Enveloped by the forest's impermeable growth, it seemed as though we were alone. In the building above us, the celebration from which the two of us stole away still endured.  My life, my passion, had been focused for years on the successful running of the world's largest private facility dedicated to pure research.  The on going celebration was planned by myself for the express purpose of introducing another new miracle to the world.  The successful fulfillment of that has been the only source of joy in my lonely life since the death of my beloved wife 12 years ago.  But now,isolated from the bustling world outside by this giant terrarium that housed a miniature rainforest; I was with a woman that I had admired for a long time.  And feelings that I had not felt in so many years were returning and were the driving forces for my actions.
Settling into the small grassy ledge next to the pond, she looked up at me in away that no woman had looked at me in such a long time. More fuel to fire my awakening feelings.  I poured champagne into two glasses and offered one to Margaret.  She accepted the glass with one hand, the other stayed and gently fondled my hand.  Youth was rapidly returning to me as Margaret gazed up at me.
"My, but it is a bit warm in here, isn't it?" she whispered hoarsely.
"Yes, yes it is."  Was my answer.
I began to feel that indeed, I wasn't as old as I once thought I was.  In fact, I began to think that I was about the luckiest man in the entire world.  For such a long time now I have been referred to around the office as a stodgy old fart.  But about six weeks ago my metamorphosis began, and it started with an unexpected visit by a rather unpleasant employee.  And I thought about the changes that have happened to me and smiled as I recalled how those events that began so innocently, have led up to my present situation.

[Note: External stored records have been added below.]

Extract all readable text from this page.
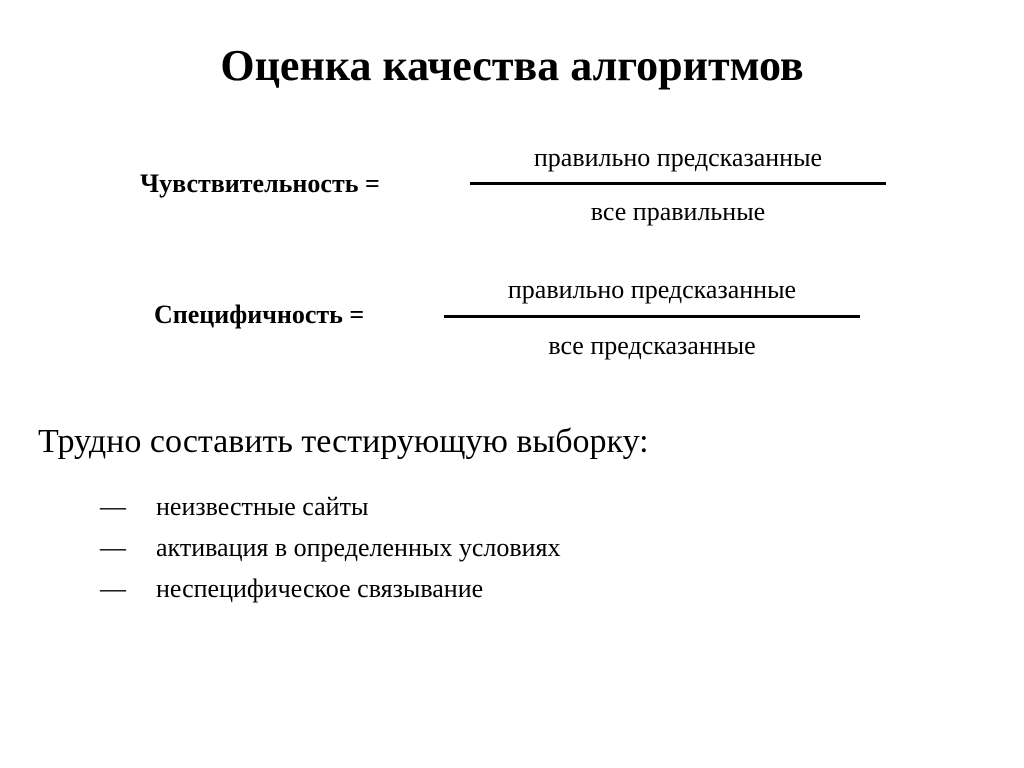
Оценка качества алгоритмов
Чувствительность =
правильно предсказанные
все правильные
Специфичность =
правильно предсказанные
все предсказанные
Трудно составить тестирующую выборку:
—	неизвестные сайты
—	активация в определенных условиях
—	неспецифическое связывание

It all began with a visit from Stanley.
"Al, Al, look at this!" Stanley Gabrowsky screamed at me as he burst through the door.  "Just look at this.  This is the last straw, look at this!"  He thrust a piece of paper in front of my nose for very nearly half a second.  Waving it wildly in the air, he paced back and forth in front of my desk.  "I can't believe it.  It's outrageous how you let that bum have authorization for purchasing his own equipment."
"Stanley, did you make an appointment with Marsha to see me?"  I knew of course that he hadn't, it's just that Stanley always barges into my office and it annoys me.
"Al, that bum Steigler has authorized more expenditures."
"Stanley, perhaps you don't understand the functioning of a research lab, but that is one of the things that we do here.  We spend money, we buy very expensive little toys so that our wonder boys and girls will play nice with those toys and invent wonderful things for me to sell."
"Don’t patronize me Al, I'm well aware of the function of this facility.  I take care of all the pluses and minuses in the money department for your wonder boys and girls.  And right now that wonder genius Leonard Steigler has an awful lot of minuses."
"All right Stanley, what is it now?"
"What is it?  What is it!  Haven't you been down to his lab lately?  He's got a rain forest set up down there.  He has this huge terrarium with giant plants and vines in it. And trees Al, real trees in there too.  It's huge.  And the cost Al, that thing has cost over seven hundred thousand dollars.  Then there's all the other aquariums and things.  There's hundreds of them, they're everywhere."
"Terrariums, aquariums, … what for?"
"For his god damn frogs Al!"
"Frogs?  Leonard is a physicist, what's he doing with frogs?"
"I don't know.  Look, look at this invoice.  This is too much.  Two breeding pairs of some frog whose name I can't pronounce, look, LOOK, nine thousand dollars."
"That's right Al, frogs.  Hundreds of them, not just these."
"Frogs Al.  Hundreds of them.  Look Al, I didn't mind when he wanted the particle accelerator, I mean everyone here still uses that.  In fact, we practically paid for it renting it out to the people from Scranton.  But frogs Al, what's he doing with frogs?"
"I don't know.  I don't like to interfere, but it has been some time since I looked in on Leonard.  This might be a good opportunity to find out what he's been doing lately.  Hhmmmmm, frogs.  Let's go and have a look."
     Leaving my office, I headed toward the elevator, Stanley scuttling along behind me.  While in the elevator on the way to the basement he hummed his off-key version of what I thought was Moon River.  It was difficult to tell.  Stanley is a very irritating person, he was competent as an accountant, but nobody really liked him.  They just tolerated him as I do.
     Reaching the basement, we made our way to Leonard's lab.  Some time ago, as recognition for his achievements, and because he said he would go elsewhere if we didn't; we had turned over half the basement to Leonard for his personal utilization and research.  With all that room came unlimited spending authorization.  It had been over a year now and I had had no cause to regret giving him that blank check.  Pausing at the door to Leonard's lab I asked Stanley, "How long has he been collecting frogs?"
     "About seven or eight months now.   He started that rain forest of his about eight months ago.  Small expenditures at first so that I wouldn't squawk.  I mean I had no idea what he was making for a long time."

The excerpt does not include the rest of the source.